Garbus, Ryan, and costars Miriam Shor, Oona Laurence, and Lola Kirke gathered to discuss the film’s issues and hopeful impact on Monday afternoon in Park City, Utah, as part of the EW x NRDC Sundance Film Festival Panel Series. As they said out of the gate, one thing about Lost Girls is quite clear: There remains a severe lack of justice for too many women (including Mari, who died in 2016 but helped Garbus work on the film) and victims of this tragedy. Indeed the case is still developing — in large part because Mari’s efforts forced the media and authorities to pay attention to it.

Emily Assiran/Getty Images for Pizza Hut
Emily Assiran/Getty Images for Pizza Hut

“It’s being aware and using your voice,” Ryan said as part of the discussion, about what she learned from playing Mari and the story of Lost Girls. “And that there’s safety in numbers, and there’s power in numbers.

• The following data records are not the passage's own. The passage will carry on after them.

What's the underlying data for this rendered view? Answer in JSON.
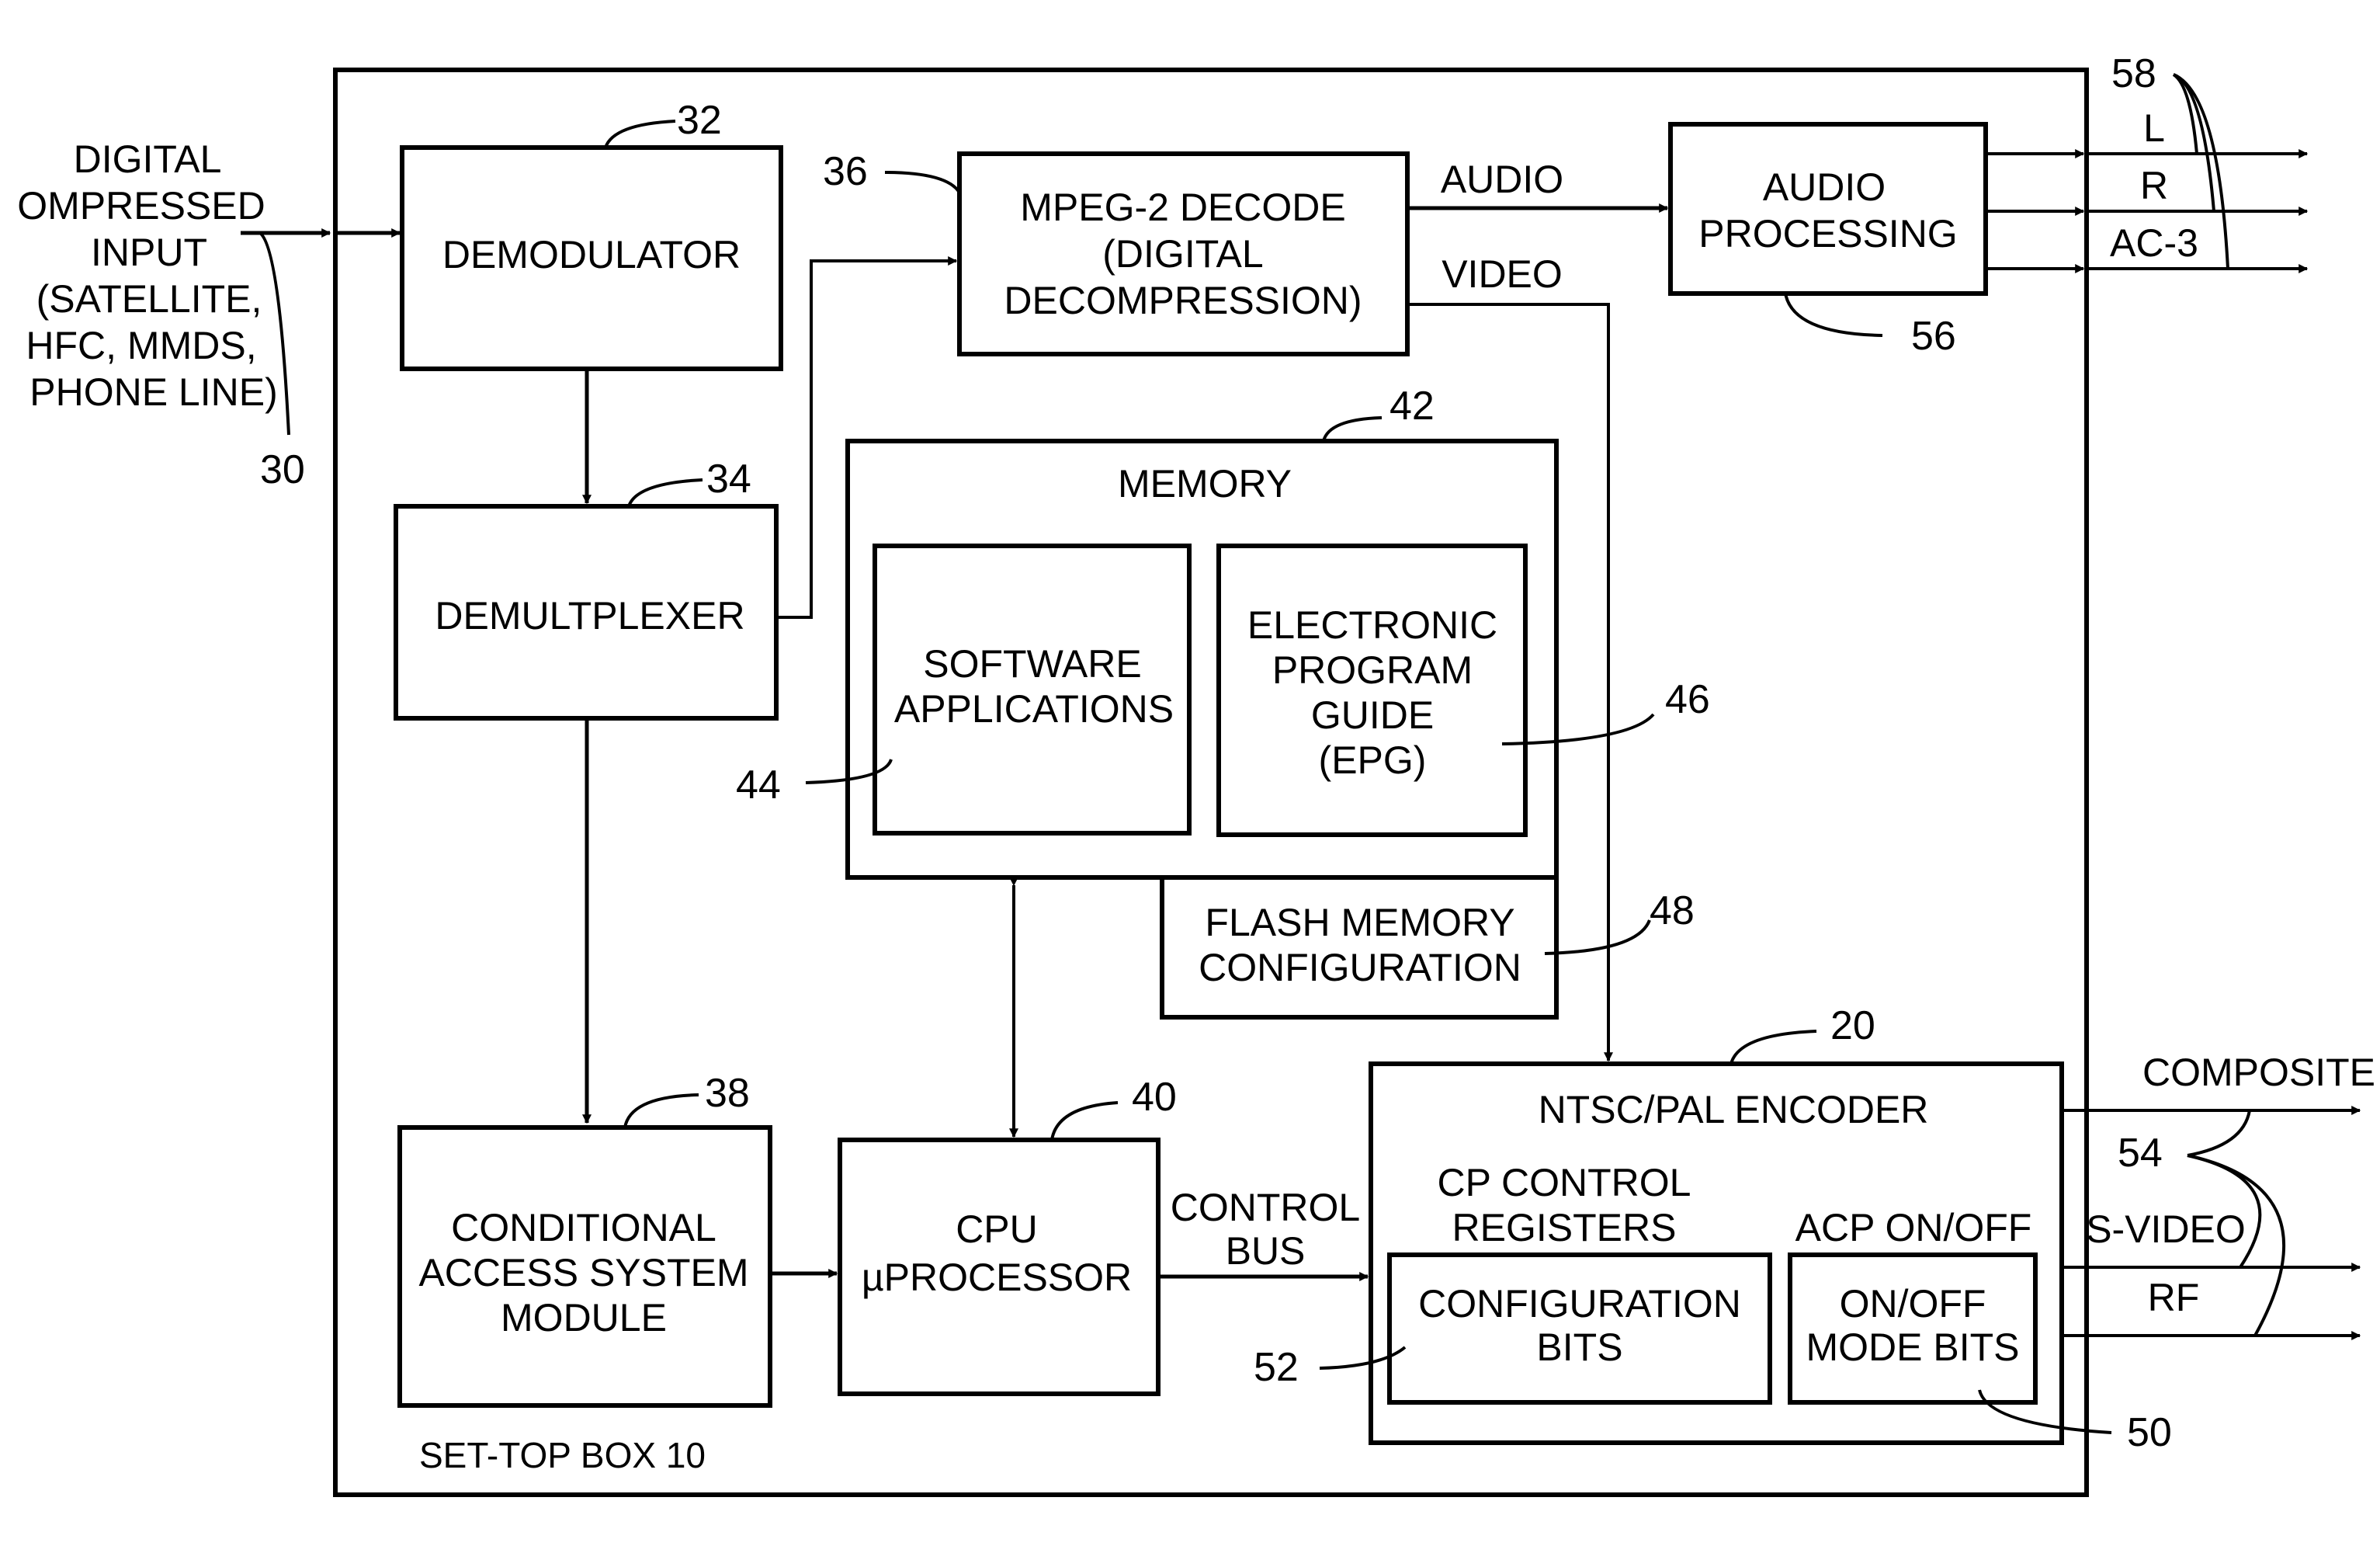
{
  "figure": {
    "title": "SET-TOP BOX 10",
    "input": {
      "lines": [
        "DIGITAL",
        "OMPRESSED",
        "INPUT",
        "(SATELLITE,",
        "HFC, MMDS,",
        "PHONE LINE)"
      ],
      "ref": "30"
    },
    "blocks": {
      "demodulator": {
        "lines": [
          "DEMODULATOR"
        ],
        "ref": "32"
      },
      "demultiplexer": {
        "lines": [
          "DEMULTPLEXER"
        ],
        "ref": "34"
      },
      "mpeg_decode": {
        "lines": [
          "MPEG-2 DECODE",
          "(DIGITAL",
          "DECOMPRESSION)"
        ],
        "ref": "36"
      },
      "conditional_access": {
        "lines": [
          "CONDITIONAL",
          "ACCESS SYSTEM",
          "MODULE"
        ],
        "ref": "38"
      },
      "cpu": {
        "lines": [
          "CPU",
          "µPROCESSOR"
        ],
        "ref": "40"
      },
      "memory": {
        "lines": [
          "MEMORY"
        ],
        "ref": "42"
      },
      "software_applications": {
        "lines": [
          "SOFTWARE",
          "APPLICATIONS"
        ],
        "ref": "44"
      },
      "epg": {
        "lines": [
          "ELECTRONIC",
          "PROGRAM",
          "GUIDE",
          "(EPG)"
        ],
        "ref": "46"
      },
      "flash_memory": {
        "lines": [
          "FLASH MEMORY",
          "CONFIGURATION"
        ],
        "ref": "48"
      },
      "encoder": {
        "lines": [
          "NTSC/PAL ENCODER"
        ],
        "ref": "20"
      },
      "cp_control_registers": {
        "lines": [
          "CP CONTROL",
          "REGISTERS"
        ]
      },
      "configuration_bits": {
        "lines": [
          "CONFIGURATION",
          "BITS"
        ],
        "ref": "52"
      },
      "acp_on_off": {
        "lines": [
          "ACP ON/OFF"
        ]
      },
      "on_off_mode_bits": {
        "lines": [
          "ON/OFF",
          "MODE BITS"
        ],
        "ref": "50"
      },
      "audio_processing": {
        "lines": [
          "AUDIO",
          "PROCESSING"
        ],
        "ref": "56"
      }
    },
    "signals": {
      "audio": "AUDIO",
      "video": "VIDEO",
      "control_bus": [
        "CONTROL",
        "BUS"
      ]
    },
    "audio_outputs": {
      "labels": [
        "L",
        "R",
        "AC-3"
      ],
      "ref": "58"
    },
    "video_outputs": {
      "labels": [
        "COMPOSITE",
        "S-VIDEO",
        "RF"
      ],
      "ref": "54"
    }
  }
}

Find your drive.”

Lost Girls is based on the 2013 book by Robert Kolker which brought the stories of Mari and other mothers and daughters to light — and, in its multifaceted portrait of sex-workers, destigmatized a particular group of women. “The depth of injustice is always completely shocking and jaw-dropping,” says Kirke, who plays a woman affected by the crimes in more ways than one. “That’s something that was really clear to me in the book…. I hope that this film will move people to stand up for people who may fall outside of the puritanical ideas of morality that this country likes to shove down people’s throats.”

The movie is dark, unsettling, and, by the nature of its story, unresolved. But there remains a glimmer of hope in what Mari was able to achieve, even if she never got the answers she deserved. “This person who was continually told she was powerless, who actually was powerless, at the bottom rung of that ladder made a huge difference,” Shor reminds. “Those women’s bodies were found because Mari Gilbert wouldn’t stop. When one person can do something that’s a catalyst for things, it’s always hard to believe. But they really can.”

Lost Girls premieres Tuesday night at the Sundance Film Festival.